Setelah Enam Bulan, Insentif Guru Akan Dibayar

SANGATTA – Pemerintah Kutai Timur (Kutim) berjanji akan membayar insentif tenaga kerja kontrak daerah (TK2D) guru, yang diketahui mandet selama enam bulan terakhir.

Hal itu dikatakan oleh Wakil Bupati Kutim, Kasmidi Bulang saat mengadakan hearing bersama forum TK2D dan forum guru pada Kamis (24/10).

“Insentif akan dibayarkan tahun ini, disesuaikan dengan keuangan daerah,” ujarnya saat diwawancarai usai rapat.

Kasmidi juga meminta pada Badan Pengelola Keuangan dan Aset Daerah (BPKAD) agar dapat memprioritaskan pelunasan insentif dan gaji TK2D di seluruh kecamatan.

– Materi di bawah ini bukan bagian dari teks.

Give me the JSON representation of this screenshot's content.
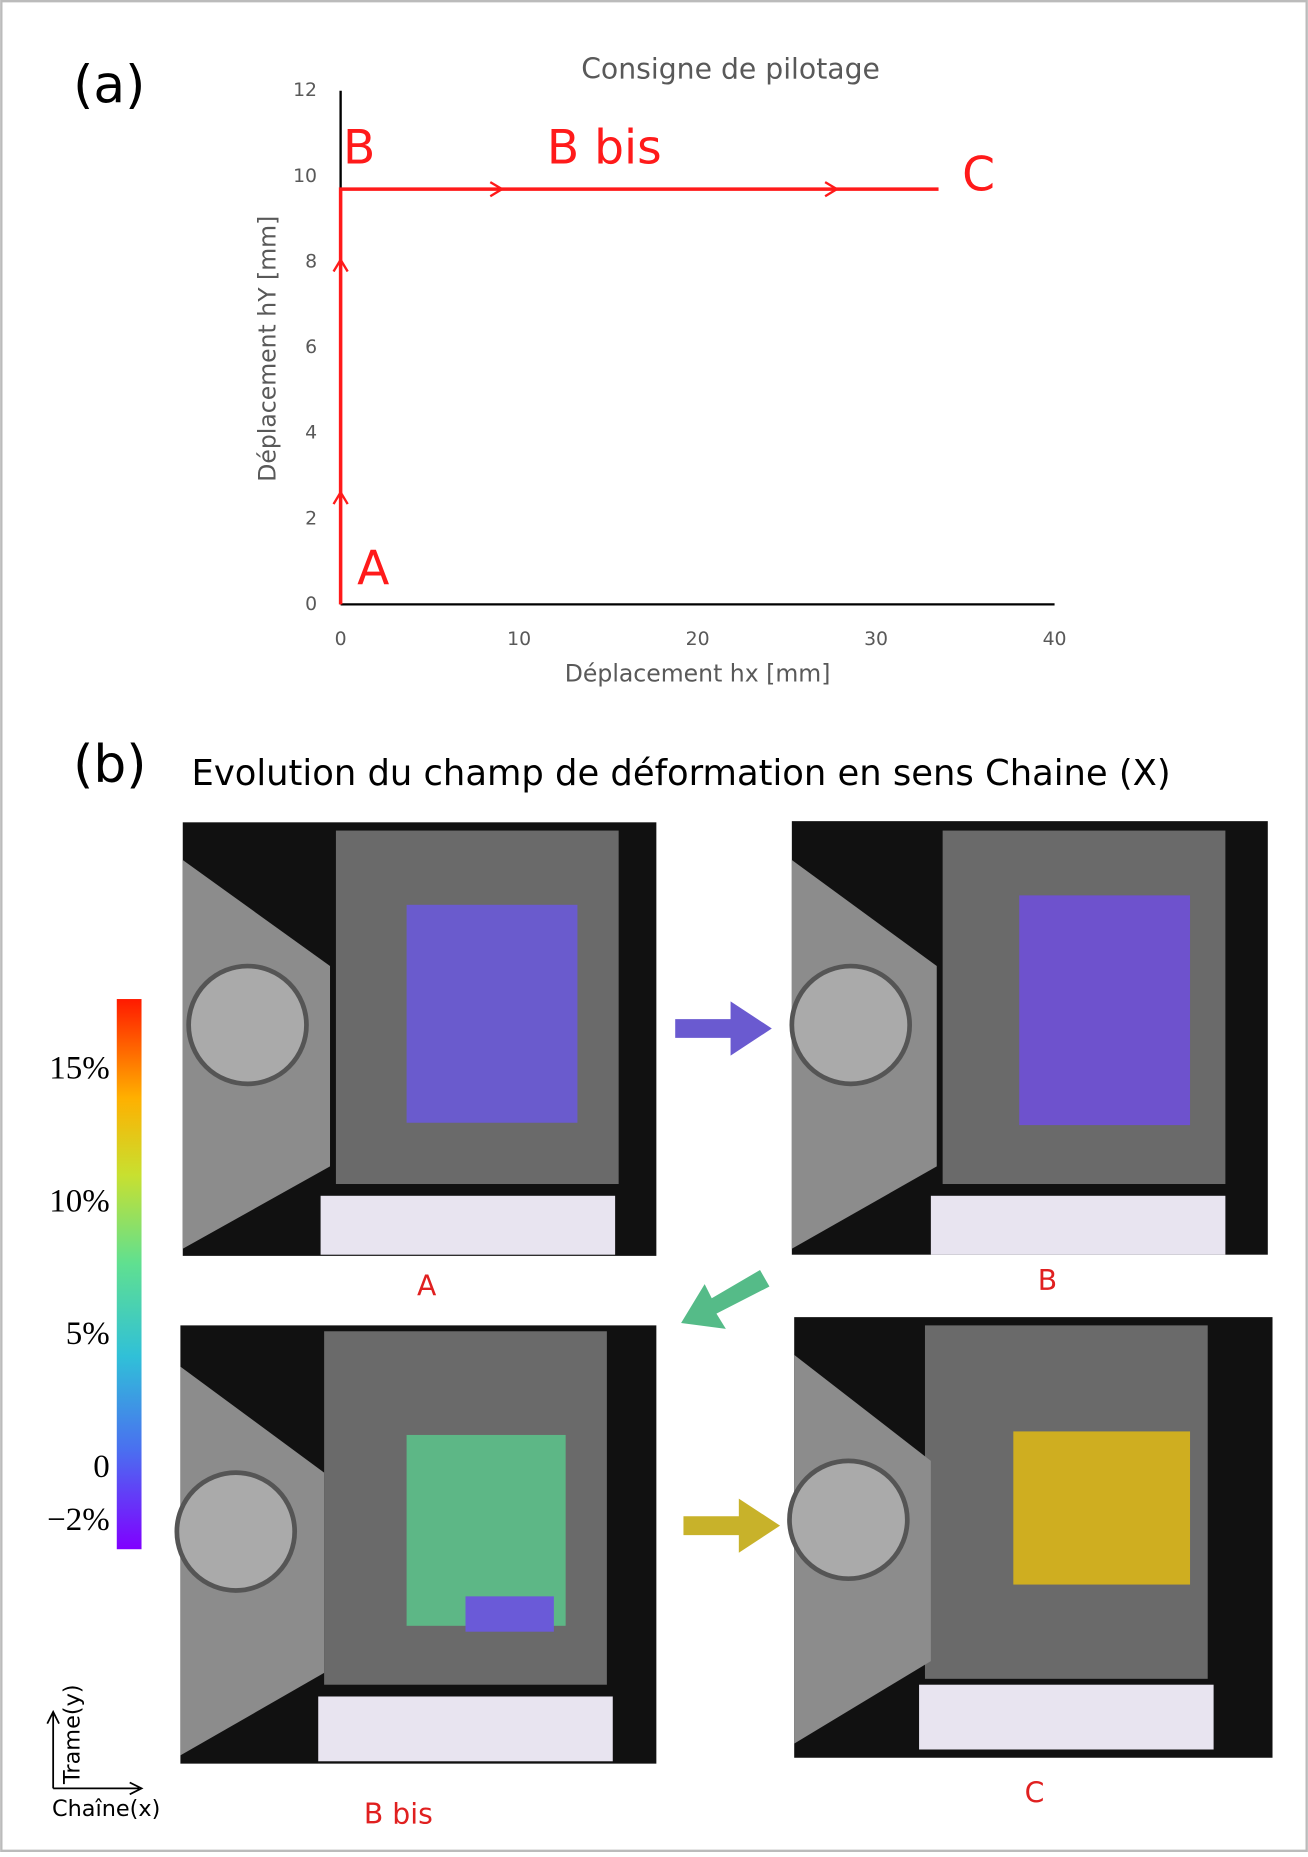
{
  "chart_data": {
    "type": "line",
    "panel_label": "(a)",
    "title": "Consigne de pilotage",
    "x_label": "Déplacement hx [mm]",
    "y_label": "Déplacement hY [mm]",
    "xlim": [
      0,
      40
    ],
    "ylim": [
      0,
      12
    ],
    "xticks": [
      0,
      10,
      20,
      30,
      40
    ],
    "yticks": [
      0,
      2,
      4,
      6,
      8,
      10,
      12
    ],
    "series": [
      {
        "name": "Consigne",
        "color": "#ff1a1a",
        "x": [
          0,
          0,
          33.5
        ],
        "values": [
          0,
          9.7,
          9.7
        ]
      }
    ],
    "annotations": [
      "A",
      "B",
      "B bis",
      "C"
    ]
  },
  "panel_b": {
    "label": "(b)",
    "title": "Evolution du champ de déformation en sens Chaine (X)",
    "captions": [
      "A",
      "B",
      "B bis",
      "C"
    ],
    "colorbar": {
      "ylim": [
        -3,
        17.7
      ],
      "ticks": [
        {
          "value": 15,
          "label": "15%"
        },
        {
          "value": 10,
          "label": "10%"
        },
        {
          "value": 5,
          "label": "5%"
        },
        0,
        {
          "value": -2,
          "label": "−2%"
        }
      ]
    },
    "axes_y": "Trame(y)",
    "axes_x": "Chaîne(x)"
  }
}
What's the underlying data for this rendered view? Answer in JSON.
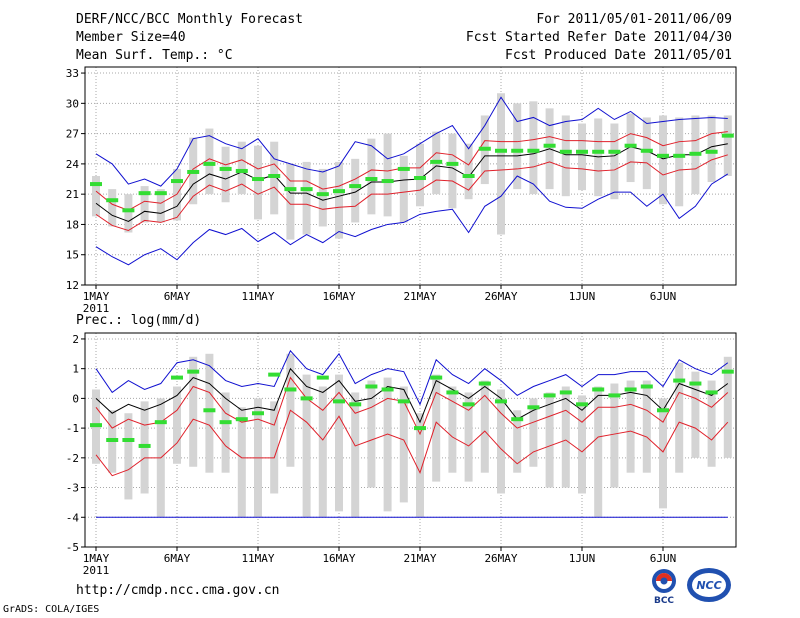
{
  "header": {
    "title": "DERF/NCC/BCC Monthly Forecast",
    "member_size": "Member Size=40",
    "variable": "Mean Surf. Temp.: °C",
    "period": "For 2011/05/01-2011/06/09",
    "fcst_started": "Fcst Started Refer Date 2011/04/30",
    "fcst_produced": "Fcst Produced Date 2011/05/01"
  },
  "footer": {
    "url": "http://cmdp.ncc.cma.gov.cn",
    "credit": "GrADS: COLA/IGES",
    "logo1_text": "BCC",
    "logo2_text": "NCC"
  },
  "colors": {
    "ensemble_mean": "#000000",
    "spread": "#e0202a",
    "envelope": "#1010d0",
    "box": "#d4d4d4",
    "observed": "#33dd33",
    "grid": "#a8a8a8"
  },
  "chart_data": [
    {
      "type": "line",
      "title": "Mean Surf. Temp.: °C",
      "x_tick_labels": [
        "1MAY",
        "6MAY",
        "11MAY",
        "16MAY",
        "21MAY",
        "26MAY",
        "1JUN",
        "6JUN"
      ],
      "x_year_label": "2011",
      "y_ticks": [
        12,
        15,
        18,
        21,
        24,
        27,
        30,
        33
      ],
      "ylim": [
        12,
        33.6
      ],
      "days": [
        1,
        2,
        3,
        4,
        5,
        6,
        7,
        8,
        9,
        10,
        11,
        12,
        13,
        14,
        15,
        16,
        17,
        18,
        19,
        20,
        21,
        22,
        23,
        24,
        25,
        26,
        27,
        28,
        29,
        30,
        31,
        32,
        33,
        34,
        35,
        36,
        37,
        38,
        39,
        40
      ],
      "series": [
        {
          "name": "ensemble mean",
          "role": "mean",
          "values": [
            20.1,
            18.9,
            18.3,
            19.3,
            19.1,
            19.8,
            22.0,
            23.0,
            22.5,
            23.2,
            22.4,
            22.9,
            21.1,
            21.1,
            20.4,
            20.8,
            21.2,
            22.2,
            22.2,
            22.4,
            22.5,
            23.8,
            23.6,
            22.7,
            24.8,
            24.8,
            24.8,
            25.0,
            25.5,
            24.9,
            24.9,
            24.7,
            24.8,
            25.7,
            25.3,
            24.5,
            24.9,
            24.9,
            25.7,
            26.0
          ]
        },
        {
          "name": "upper spread",
          "role": "spread",
          "values": [
            21.3,
            20.0,
            19.4,
            20.3,
            20.1,
            21.0,
            23.5,
            24.5,
            23.9,
            24.4,
            23.5,
            24.0,
            22.3,
            22.3,
            21.5,
            21.8,
            22.5,
            23.4,
            23.3,
            23.6,
            23.6,
            25.1,
            24.9,
            23.9,
            26.3,
            26.2,
            26.2,
            26.4,
            26.7,
            26.3,
            26.3,
            26.2,
            26.2,
            27.0,
            26.6,
            25.8,
            26.2,
            26.3,
            27.0,
            27.2
          ]
        },
        {
          "name": "lower spread",
          "role": "spread",
          "values": [
            19.0,
            17.9,
            17.4,
            18.4,
            18.2,
            18.7,
            20.8,
            21.9,
            21.3,
            22.0,
            21.0,
            21.7,
            20.0,
            20.0,
            19.5,
            19.7,
            19.8,
            21.0,
            21.0,
            21.2,
            21.4,
            22.4,
            22.3,
            21.4,
            23.3,
            23.4,
            23.5,
            23.7,
            24.2,
            23.6,
            23.5,
            23.3,
            23.4,
            24.2,
            24.1,
            22.9,
            23.4,
            23.5,
            24.4,
            24.9
          ]
        },
        {
          "name": "ensemble max",
          "role": "envelope",
          "values": [
            25.0,
            24.0,
            22.0,
            22.5,
            21.8,
            23.5,
            26.5,
            26.8,
            26.0,
            25.5,
            26.5,
            24.5,
            24.0,
            23.5,
            23.2,
            23.8,
            26.2,
            25.8,
            24.5,
            25.0,
            26.0,
            27.0,
            27.8,
            25.5,
            27.8,
            30.6,
            28.2,
            28.6,
            27.8,
            28.2,
            28.4,
            29.5,
            28.4,
            29.2,
            28.0,
            28.2,
            28.4,
            28.5,
            28.6,
            28.5
          ]
        },
        {
          "name": "ensemble min",
          "role": "envelope",
          "values": [
            15.8,
            14.8,
            14.0,
            15.0,
            15.6,
            14.5,
            16.2,
            17.5,
            17.0,
            17.6,
            16.3,
            17.2,
            16.0,
            17.0,
            16.2,
            17.3,
            16.8,
            17.5,
            18.0,
            18.2,
            19.0,
            19.3,
            19.5,
            17.2,
            19.8,
            20.8,
            22.8,
            22.0,
            20.3,
            19.7,
            19.6,
            20.5,
            21.2,
            21.2,
            19.8,
            21.0,
            18.6,
            19.8,
            22.0,
            23.0
          ]
        }
      ],
      "boxes": [
        [
          18.8,
          22.8
        ],
        [
          17.8,
          21.5
        ],
        [
          17.2,
          21.0
        ],
        [
          18.2,
          21.8
        ],
        [
          18.2,
          21.5
        ],
        [
          18.4,
          23.5
        ],
        [
          20.0,
          26.6
        ],
        [
          21.0,
          27.5
        ],
        [
          20.2,
          25.7
        ],
        [
          21.0,
          26.2
        ],
        [
          18.5,
          25.8
        ],
        [
          19.0,
          26.2
        ],
        [
          16.5,
          24.0
        ],
        [
          17.0,
          24.2
        ],
        [
          17.8,
          23.5
        ],
        [
          16.6,
          24.2
        ],
        [
          18.2,
          24.5
        ],
        [
          19.0,
          26.5
        ],
        [
          18.8,
          27.0
        ],
        [
          18.2,
          24.8
        ],
        [
          19.8,
          26.0
        ],
        [
          21.0,
          27.2
        ],
        [
          19.6,
          27.0
        ],
        [
          20.5,
          26.0
        ],
        [
          22.0,
          28.8
        ],
        [
          17.0,
          31.0
        ],
        [
          21.5,
          30.0
        ],
        [
          21.0,
          30.2
        ],
        [
          21.5,
          29.5
        ],
        [
          20.8,
          28.8
        ],
        [
          21.4,
          28.0
        ],
        [
          20.8,
          28.5
        ],
        [
          20.5,
          28.0
        ],
        [
          22.2,
          29.0
        ],
        [
          21.5,
          28.6
        ],
        [
          20.0,
          28.8
        ],
        [
          19.8,
          28.6
        ],
        [
          21.0,
          28.8
        ],
        [
          22.2,
          28.8
        ],
        [
          22.8,
          28.8
        ]
      ],
      "observed": [
        22.0,
        20.4,
        19.4,
        21.1,
        21.1,
        22.3,
        23.2,
        24.0,
        23.5,
        23.3,
        22.5,
        22.8,
        21.5,
        21.5,
        21.0,
        21.3,
        21.8,
        22.5,
        22.3,
        23.5,
        22.6,
        24.2,
        24.0,
        22.8,
        25.5,
        25.3,
        25.3,
        25.3,
        25.8,
        25.2,
        25.2,
        25.2,
        25.2,
        25.8,
        25.3,
        24.8,
        24.8,
        25.0,
        25.2,
        26.8
      ]
    },
    {
      "type": "line",
      "title": "Prec.: log(mm/d)",
      "x_tick_labels": [
        "1MAY",
        "6MAY",
        "11MAY",
        "16MAY",
        "21MAY",
        "26MAY",
        "1JUN",
        "6JUN"
      ],
      "x_year_label": "2011",
      "y_ticks": [
        -5,
        -4,
        -3,
        -2,
        -1,
        0,
        1,
        2
      ],
      "ylim": [
        -5,
        2.2
      ],
      "days": [
        1,
        2,
        3,
        4,
        5,
        6,
        7,
        8,
        9,
        10,
        11,
        12,
        13,
        14,
        15,
        16,
        17,
        18,
        19,
        20,
        21,
        22,
        23,
        24,
        25,
        26,
        27,
        28,
        29,
        30,
        31,
        32,
        33,
        34,
        35,
        36,
        37,
        38,
        39,
        40
      ],
      "series": [
        {
          "name": "ensemble mean",
          "role": "mean",
          "values": [
            0.0,
            -0.5,
            -0.2,
            -0.4,
            -0.2,
            0.1,
            0.7,
            0.5,
            0.0,
            -0.4,
            -0.3,
            -0.4,
            1.0,
            0.4,
            0.2,
            0.6,
            -0.1,
            0.0,
            0.4,
            0.3,
            -0.8,
            0.6,
            0.3,
            0.0,
            0.4,
            0.0,
            -0.7,
            -0.4,
            -0.2,
            0.0,
            -0.4,
            0.1,
            0.1,
            0.2,
            0.1,
            -0.4,
            0.5,
            0.3,
            0.1,
            0.5
          ]
        },
        {
          "name": "upper spread",
          "role": "spread",
          "values": [
            -0.3,
            -1.0,
            -0.7,
            -0.9,
            -0.8,
            -0.4,
            0.4,
            0.2,
            -0.5,
            -0.8,
            -0.7,
            -0.9,
            0.7,
            0.0,
            -0.4,
            0.2,
            -0.5,
            -0.3,
            0.0,
            -0.1,
            -1.2,
            0.2,
            -0.1,
            -0.4,
            0.1,
            -0.5,
            -1.0,
            -0.8,
            -0.6,
            -0.4,
            -0.8,
            -0.3,
            -0.3,
            -0.2,
            -0.4,
            -0.8,
            0.2,
            0.0,
            -0.3,
            0.2
          ]
        },
        {
          "name": "lower spread",
          "role": "spread",
          "values": [
            -1.9,
            -2.6,
            -2.4,
            -2.0,
            -2.0,
            -1.5,
            -0.7,
            -0.9,
            -1.6,
            -2.0,
            -2.0,
            -2.0,
            -0.4,
            -0.8,
            -1.4,
            -0.6,
            -1.6,
            -1.4,
            -1.2,
            -1.4,
            -2.5,
            -0.8,
            -1.3,
            -1.6,
            -1.1,
            -1.7,
            -2.2,
            -1.8,
            -1.6,
            -1.4,
            -1.8,
            -1.3,
            -1.2,
            -1.1,
            -1.3,
            -1.8,
            -0.8,
            -1.0,
            -1.4,
            -0.8
          ]
        },
        {
          "name": "ensemble max",
          "role": "envelope",
          "values": [
            1.0,
            0.2,
            0.6,
            0.3,
            0.5,
            1.2,
            1.3,
            1.1,
            0.6,
            0.4,
            0.5,
            0.4,
            1.6,
            1.0,
            0.8,
            1.5,
            0.5,
            0.8,
            1.0,
            0.9,
            -0.2,
            1.3,
            0.8,
            0.5,
            1.0,
            0.6,
            0.1,
            0.4,
            0.6,
            0.8,
            0.4,
            0.8,
            0.8,
            0.9,
            0.9,
            0.4,
            1.3,
            1.0,
            0.8,
            1.2
          ]
        },
        {
          "name": "ensemble min",
          "role": "envelope",
          "values": [
            -4.0,
            -4.0,
            -4.0,
            -4.0,
            -4.0,
            -4.0,
            -4.0,
            -4.0,
            -4.0,
            -4.0,
            -4.0,
            -4.0,
            -4.0,
            -4.0,
            -4.0,
            -4.0,
            -4.0,
            -4.0,
            -4.0,
            -4.0,
            -4.0,
            -4.0,
            -4.0,
            -4.0,
            -4.0,
            -4.0,
            -4.0,
            -4.0,
            -4.0,
            -4.0,
            -4.0,
            -4.0,
            -4.0,
            -4.0,
            -4.0,
            -4.0,
            -4.0,
            -4.0,
            -4.0,
            -4.0
          ]
        }
      ],
      "boxes": [
        [
          -2.2,
          0.3
        ],
        [
          -2.5,
          -0.4
        ],
        [
          -3.4,
          -0.5
        ],
        [
          -3.2,
          -0.1
        ],
        [
          -4.0,
          0.0
        ],
        [
          -2.2,
          0.4
        ],
        [
          -2.3,
          1.4
        ],
        [
          -2.5,
          1.5
        ],
        [
          -2.5,
          0.2
        ],
        [
          -4.0,
          -0.3
        ],
        [
          -4.0,
          0.0
        ],
        [
          -3.2,
          -0.1
        ],
        [
          -2.3,
          1.5
        ],
        [
          -4.0,
          0.8
        ],
        [
          -4.0,
          0.4
        ],
        [
          -3.8,
          0.8
        ],
        [
          -4.0,
          0.2
        ],
        [
          -3.0,
          0.6
        ],
        [
          -3.8,
          0.7
        ],
        [
          -3.5,
          0.4
        ],
        [
          -4.0,
          -0.5
        ],
        [
          -2.8,
          0.8
        ],
        [
          -2.5,
          0.4
        ],
        [
          -2.8,
          0.2
        ],
        [
          -2.5,
          0.6
        ],
        [
          -3.2,
          0.3
        ],
        [
          -2.5,
          -0.4
        ],
        [
          -2.3,
          0.0
        ],
        [
          -3.0,
          0.2
        ],
        [
          -3.0,
          0.4
        ],
        [
          -3.2,
          0.1
        ],
        [
          -4.0,
          0.4
        ],
        [
          -3.0,
          0.5
        ],
        [
          -2.5,
          0.6
        ],
        [
          -2.5,
          0.6
        ],
        [
          -3.7,
          0.0
        ],
        [
          -2.5,
          1.2
        ],
        [
          -2.0,
          0.9
        ],
        [
          -2.3,
          0.6
        ],
        [
          -2.0,
          1.4
        ]
      ],
      "observed": [
        -0.9,
        -1.4,
        -1.4,
        -1.6,
        -0.8,
        0.7,
        0.9,
        -0.4,
        -0.8,
        -0.7,
        -0.5,
        0.8,
        0.3,
        0.0,
        0.7,
        -0.1,
        -0.2,
        0.4,
        0.3,
        -0.1,
        -1.0,
        0.7,
        0.2,
        -0.2,
        0.5,
        -0.1,
        -0.7,
        -0.3,
        0.1,
        0.2,
        -0.2,
        0.3,
        0.1,
        0.3,
        0.4,
        -0.4,
        0.6,
        0.5,
        0.2,
        0.9
      ]
    }
  ]
}
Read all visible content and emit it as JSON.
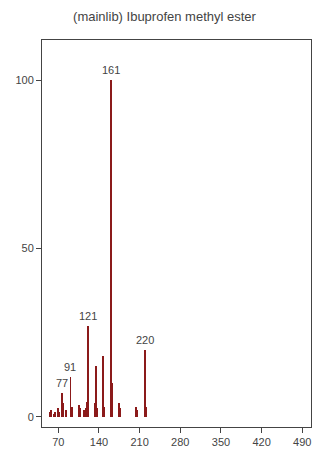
{
  "chart_data": {
    "type": "bar",
    "title": "(mainlib) Ibuprofen methyl ester",
    "x": [
      55,
      57,
      63,
      65,
      69,
      71,
      77,
      79,
      83,
      91,
      93,
      105,
      107,
      115,
      117,
      119,
      120,
      121,
      122,
      133,
      134,
      135,
      136,
      147,
      148,
      161,
      162,
      175,
      176,
      177,
      204,
      205,
      206,
      220,
      221
    ],
    "values": [
      1.5,
      2.0,
      1.0,
      1.5,
      2.5,
      1.5,
      7.0,
      4.0,
      2.0,
      12.0,
      3.0,
      3.5,
      2.5,
      2.0,
      2.5,
      4.5,
      3.0,
      27.0,
      3.5,
      4.0,
      3.5,
      15.0,
      2.5,
      18.0,
      3.0,
      100.0,
      10.0,
      4.0,
      2.0,
      2.5,
      3.0,
      2.0,
      2.0,
      20.0,
      3.0
    ],
    "color": "#8B1A1A",
    "annotations": [
      {
        "x": 77,
        "y": 7.0,
        "text": "77"
      },
      {
        "x": 91,
        "y": 12.0,
        "text": "91"
      },
      {
        "x": 121,
        "y": 27.0,
        "text": "121"
      },
      {
        "x": 161,
        "y": 100.0,
        "text": "161"
      },
      {
        "x": 220,
        "y": 20.0,
        "text": "220"
      }
    ],
    "xlim": [
      42,
      505
    ],
    "ylim": [
      -3,
      112
    ],
    "xticks": [
      70,
      140,
      210,
      280,
      350,
      420,
      490
    ],
    "yticks": [
      0,
      50,
      100
    ],
    "grid": false
  }
}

“Kalau sudah ada transferan, pembayaran ini harus jadi skala prioritas,” pintanya.

Ketua forum TK2D, Mursalim menjelaskan empat poin yang disampaikan pada pemerintah. Pertama dirinya meminta kejelasan penerimaan CPNS dan Pegawai Pemerintah dengan Perjanjian Kerja (P3K), Kedua perihal kejelasan terkait biaya BPJS untuk pegawai TK2D. Ketiga insentif guru TK2D yang belum jelas dan tidak memenuhi ekspektasi. Terakhir dia meminta kejelasan kepada Disdik terkait pemberitaan pengangkakatan 2000 tenaga honor di media online.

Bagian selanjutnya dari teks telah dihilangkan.